Baca juga: Journalist and Influencer Camp MPID Gresik Perkuat Dakwah Digital Muhammadiyah

Kegiatan yang diikuti ratusan peserta ini dirancang untuk membekali para pendidik dan pimpinan perserikatan dengan keterampilan jurnalistik, storytelling, dan pembuatan video kreatif dengan sudut pandang yang menarik.

Kompetensi tersebut kini menjadi kebutuhan utama di era digital, terutama dalam mendukung publikasi program dan kegiatan madrasah agar lebih menarik dan berdampak.

Belajar dengan Suasana Sejuk dan Menyenangkan

Muhammad Ali Fatoni, yang akrab disapa Fatoni, mengaku memperoleh pengalaman berharga selama mengikuti pelatihan tersebut. Ia merasa materi yang disampaikan sangat relevan dengan kebutuhan madrasah saat ini.

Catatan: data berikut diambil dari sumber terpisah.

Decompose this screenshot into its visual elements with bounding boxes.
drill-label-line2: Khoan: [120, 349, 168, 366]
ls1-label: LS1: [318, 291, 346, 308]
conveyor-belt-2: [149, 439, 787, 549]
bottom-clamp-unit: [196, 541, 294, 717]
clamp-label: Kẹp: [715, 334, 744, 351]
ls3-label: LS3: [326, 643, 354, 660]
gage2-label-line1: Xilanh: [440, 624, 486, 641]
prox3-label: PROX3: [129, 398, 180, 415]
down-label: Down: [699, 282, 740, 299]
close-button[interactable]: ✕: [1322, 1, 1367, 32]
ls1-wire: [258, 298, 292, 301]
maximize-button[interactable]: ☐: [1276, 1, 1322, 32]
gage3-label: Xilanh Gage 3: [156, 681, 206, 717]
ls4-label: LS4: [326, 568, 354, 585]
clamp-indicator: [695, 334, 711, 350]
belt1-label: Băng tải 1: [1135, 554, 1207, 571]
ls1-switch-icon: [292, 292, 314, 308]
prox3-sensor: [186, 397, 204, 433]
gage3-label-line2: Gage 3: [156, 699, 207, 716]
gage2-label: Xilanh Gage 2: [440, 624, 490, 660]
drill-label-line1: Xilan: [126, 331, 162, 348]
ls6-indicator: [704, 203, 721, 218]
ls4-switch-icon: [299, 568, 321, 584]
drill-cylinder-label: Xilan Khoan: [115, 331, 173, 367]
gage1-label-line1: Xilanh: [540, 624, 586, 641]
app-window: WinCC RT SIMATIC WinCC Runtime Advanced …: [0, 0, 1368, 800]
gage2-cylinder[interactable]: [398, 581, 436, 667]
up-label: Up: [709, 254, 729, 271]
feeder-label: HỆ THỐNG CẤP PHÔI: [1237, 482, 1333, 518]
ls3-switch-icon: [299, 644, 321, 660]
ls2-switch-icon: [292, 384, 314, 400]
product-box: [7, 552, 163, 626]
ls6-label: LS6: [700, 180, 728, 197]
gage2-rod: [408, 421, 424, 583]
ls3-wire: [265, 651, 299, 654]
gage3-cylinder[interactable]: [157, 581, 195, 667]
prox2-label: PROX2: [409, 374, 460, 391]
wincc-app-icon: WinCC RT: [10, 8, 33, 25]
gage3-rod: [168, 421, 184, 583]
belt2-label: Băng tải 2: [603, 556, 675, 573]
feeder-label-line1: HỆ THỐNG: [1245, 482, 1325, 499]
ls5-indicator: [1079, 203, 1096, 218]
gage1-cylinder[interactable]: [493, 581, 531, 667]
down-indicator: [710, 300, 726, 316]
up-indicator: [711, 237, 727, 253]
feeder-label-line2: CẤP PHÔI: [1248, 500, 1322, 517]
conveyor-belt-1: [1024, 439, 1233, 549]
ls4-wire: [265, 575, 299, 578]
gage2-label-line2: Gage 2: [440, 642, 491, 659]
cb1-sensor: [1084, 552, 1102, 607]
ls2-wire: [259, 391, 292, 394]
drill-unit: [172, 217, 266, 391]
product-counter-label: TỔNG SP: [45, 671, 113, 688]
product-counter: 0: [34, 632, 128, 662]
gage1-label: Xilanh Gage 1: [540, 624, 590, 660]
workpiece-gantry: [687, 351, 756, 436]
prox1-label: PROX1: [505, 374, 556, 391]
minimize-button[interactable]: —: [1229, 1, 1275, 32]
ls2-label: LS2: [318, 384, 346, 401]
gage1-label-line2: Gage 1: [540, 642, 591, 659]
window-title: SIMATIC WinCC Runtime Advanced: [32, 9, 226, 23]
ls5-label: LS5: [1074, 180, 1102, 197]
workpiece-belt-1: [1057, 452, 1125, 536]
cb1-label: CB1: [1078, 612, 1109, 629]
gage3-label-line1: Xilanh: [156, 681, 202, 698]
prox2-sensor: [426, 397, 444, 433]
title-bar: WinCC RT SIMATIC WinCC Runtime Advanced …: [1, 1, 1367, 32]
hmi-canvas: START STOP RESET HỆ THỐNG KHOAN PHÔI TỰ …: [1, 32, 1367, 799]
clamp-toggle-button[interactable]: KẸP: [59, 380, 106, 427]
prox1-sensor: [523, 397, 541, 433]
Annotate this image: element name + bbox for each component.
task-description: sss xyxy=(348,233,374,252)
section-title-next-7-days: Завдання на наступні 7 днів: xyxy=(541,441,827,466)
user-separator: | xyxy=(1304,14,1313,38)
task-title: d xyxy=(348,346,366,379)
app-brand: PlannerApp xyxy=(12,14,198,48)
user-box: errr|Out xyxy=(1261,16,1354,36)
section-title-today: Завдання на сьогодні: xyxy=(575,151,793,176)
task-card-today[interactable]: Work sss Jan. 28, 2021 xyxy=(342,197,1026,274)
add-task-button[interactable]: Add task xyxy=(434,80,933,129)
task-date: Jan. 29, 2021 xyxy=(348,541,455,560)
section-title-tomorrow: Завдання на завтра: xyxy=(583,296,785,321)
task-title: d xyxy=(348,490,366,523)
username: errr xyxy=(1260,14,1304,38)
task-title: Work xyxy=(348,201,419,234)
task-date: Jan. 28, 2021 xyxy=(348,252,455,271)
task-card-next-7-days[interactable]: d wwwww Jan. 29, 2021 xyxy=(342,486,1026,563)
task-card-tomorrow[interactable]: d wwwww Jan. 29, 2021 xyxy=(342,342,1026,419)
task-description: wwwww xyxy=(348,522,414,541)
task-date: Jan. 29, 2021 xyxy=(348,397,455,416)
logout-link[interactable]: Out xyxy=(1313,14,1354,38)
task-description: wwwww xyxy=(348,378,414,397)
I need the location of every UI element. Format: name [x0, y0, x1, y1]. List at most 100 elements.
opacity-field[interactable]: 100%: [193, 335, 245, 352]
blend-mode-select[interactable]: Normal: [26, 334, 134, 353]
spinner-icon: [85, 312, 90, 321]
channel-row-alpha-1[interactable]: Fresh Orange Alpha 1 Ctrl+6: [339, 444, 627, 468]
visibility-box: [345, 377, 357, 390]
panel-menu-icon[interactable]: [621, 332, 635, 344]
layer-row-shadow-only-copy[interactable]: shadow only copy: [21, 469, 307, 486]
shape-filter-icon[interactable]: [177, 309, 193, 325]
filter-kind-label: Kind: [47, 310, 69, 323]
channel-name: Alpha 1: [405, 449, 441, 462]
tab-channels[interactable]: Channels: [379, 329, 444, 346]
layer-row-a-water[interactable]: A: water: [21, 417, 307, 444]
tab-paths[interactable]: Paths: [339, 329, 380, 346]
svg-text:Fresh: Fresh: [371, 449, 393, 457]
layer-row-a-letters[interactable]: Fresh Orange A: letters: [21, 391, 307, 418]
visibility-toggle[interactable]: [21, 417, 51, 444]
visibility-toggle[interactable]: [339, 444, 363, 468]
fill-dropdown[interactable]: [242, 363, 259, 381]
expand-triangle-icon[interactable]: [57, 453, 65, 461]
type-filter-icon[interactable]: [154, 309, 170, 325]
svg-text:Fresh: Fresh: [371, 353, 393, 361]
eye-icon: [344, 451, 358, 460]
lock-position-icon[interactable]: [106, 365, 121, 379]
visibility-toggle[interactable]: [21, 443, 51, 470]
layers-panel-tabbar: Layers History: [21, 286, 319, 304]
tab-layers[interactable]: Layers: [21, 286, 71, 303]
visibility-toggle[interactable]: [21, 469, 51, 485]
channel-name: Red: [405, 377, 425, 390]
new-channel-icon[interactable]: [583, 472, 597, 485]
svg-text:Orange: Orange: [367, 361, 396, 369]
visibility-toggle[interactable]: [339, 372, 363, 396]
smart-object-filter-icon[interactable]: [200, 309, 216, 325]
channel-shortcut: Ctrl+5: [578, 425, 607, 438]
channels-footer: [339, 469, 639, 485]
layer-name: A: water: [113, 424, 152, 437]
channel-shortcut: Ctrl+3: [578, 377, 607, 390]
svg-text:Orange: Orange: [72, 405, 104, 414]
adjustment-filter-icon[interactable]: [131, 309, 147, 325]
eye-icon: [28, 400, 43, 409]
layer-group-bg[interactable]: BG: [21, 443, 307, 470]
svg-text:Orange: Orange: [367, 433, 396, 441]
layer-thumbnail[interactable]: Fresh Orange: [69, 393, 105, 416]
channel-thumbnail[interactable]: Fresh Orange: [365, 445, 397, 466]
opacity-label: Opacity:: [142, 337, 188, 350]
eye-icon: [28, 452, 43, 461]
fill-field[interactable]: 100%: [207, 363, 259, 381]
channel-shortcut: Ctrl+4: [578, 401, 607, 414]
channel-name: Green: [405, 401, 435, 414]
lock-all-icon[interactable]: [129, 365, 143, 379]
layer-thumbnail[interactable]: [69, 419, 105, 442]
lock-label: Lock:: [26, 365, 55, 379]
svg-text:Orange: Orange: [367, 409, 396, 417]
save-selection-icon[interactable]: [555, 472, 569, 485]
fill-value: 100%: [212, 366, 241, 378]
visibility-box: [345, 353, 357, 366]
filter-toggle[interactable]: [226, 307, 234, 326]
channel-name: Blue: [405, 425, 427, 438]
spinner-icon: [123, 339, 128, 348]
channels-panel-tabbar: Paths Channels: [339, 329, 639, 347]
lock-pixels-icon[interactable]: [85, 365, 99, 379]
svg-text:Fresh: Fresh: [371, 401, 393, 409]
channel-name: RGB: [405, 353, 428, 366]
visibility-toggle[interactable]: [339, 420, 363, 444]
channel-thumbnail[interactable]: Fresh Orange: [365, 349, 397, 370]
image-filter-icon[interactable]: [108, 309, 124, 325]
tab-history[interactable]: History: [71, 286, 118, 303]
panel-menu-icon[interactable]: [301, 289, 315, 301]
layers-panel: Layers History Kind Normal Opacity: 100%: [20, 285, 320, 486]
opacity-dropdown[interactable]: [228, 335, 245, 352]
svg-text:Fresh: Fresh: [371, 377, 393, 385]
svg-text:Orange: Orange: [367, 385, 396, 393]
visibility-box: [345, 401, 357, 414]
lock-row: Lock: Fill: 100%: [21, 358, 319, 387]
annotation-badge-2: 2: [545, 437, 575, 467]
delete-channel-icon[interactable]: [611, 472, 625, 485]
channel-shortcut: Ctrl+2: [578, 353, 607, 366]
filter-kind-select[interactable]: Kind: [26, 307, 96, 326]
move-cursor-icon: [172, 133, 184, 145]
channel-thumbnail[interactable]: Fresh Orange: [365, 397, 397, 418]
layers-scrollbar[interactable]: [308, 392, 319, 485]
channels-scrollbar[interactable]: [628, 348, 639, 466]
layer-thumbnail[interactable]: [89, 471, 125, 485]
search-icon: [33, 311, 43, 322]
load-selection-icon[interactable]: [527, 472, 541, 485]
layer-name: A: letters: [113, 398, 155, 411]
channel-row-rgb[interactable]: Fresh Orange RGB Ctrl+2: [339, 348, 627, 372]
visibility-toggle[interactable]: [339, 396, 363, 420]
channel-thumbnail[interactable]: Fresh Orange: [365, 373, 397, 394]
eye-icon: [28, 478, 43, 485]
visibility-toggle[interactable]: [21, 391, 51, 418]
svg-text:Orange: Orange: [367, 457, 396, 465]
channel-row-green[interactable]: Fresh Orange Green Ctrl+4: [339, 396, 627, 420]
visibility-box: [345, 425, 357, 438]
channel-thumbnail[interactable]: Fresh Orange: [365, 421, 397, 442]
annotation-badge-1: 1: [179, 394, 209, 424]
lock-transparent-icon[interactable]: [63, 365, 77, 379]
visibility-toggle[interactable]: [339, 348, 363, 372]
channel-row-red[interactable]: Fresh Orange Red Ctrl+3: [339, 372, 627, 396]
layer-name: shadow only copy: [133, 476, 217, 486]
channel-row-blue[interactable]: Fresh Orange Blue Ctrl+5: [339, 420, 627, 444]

Baca Juga:  Isra Mikraj Dihidupkan lewat Puisi di MI Muhammadiyah 2 Campurejo

“Sangat memuaskan sekali, karena materinya amat keren dengan suasana belajar yang sejuk dan menyenangkan,” ujarnya penuh antusias.

Sementara itu, Lina Mardliyah juga merasakan manfaat besar dari kegiatan ini. Ia mengaku mendapatkan pemahaman baru tentang pentingnya media digital bagi pengembangan lembaga pendidikan.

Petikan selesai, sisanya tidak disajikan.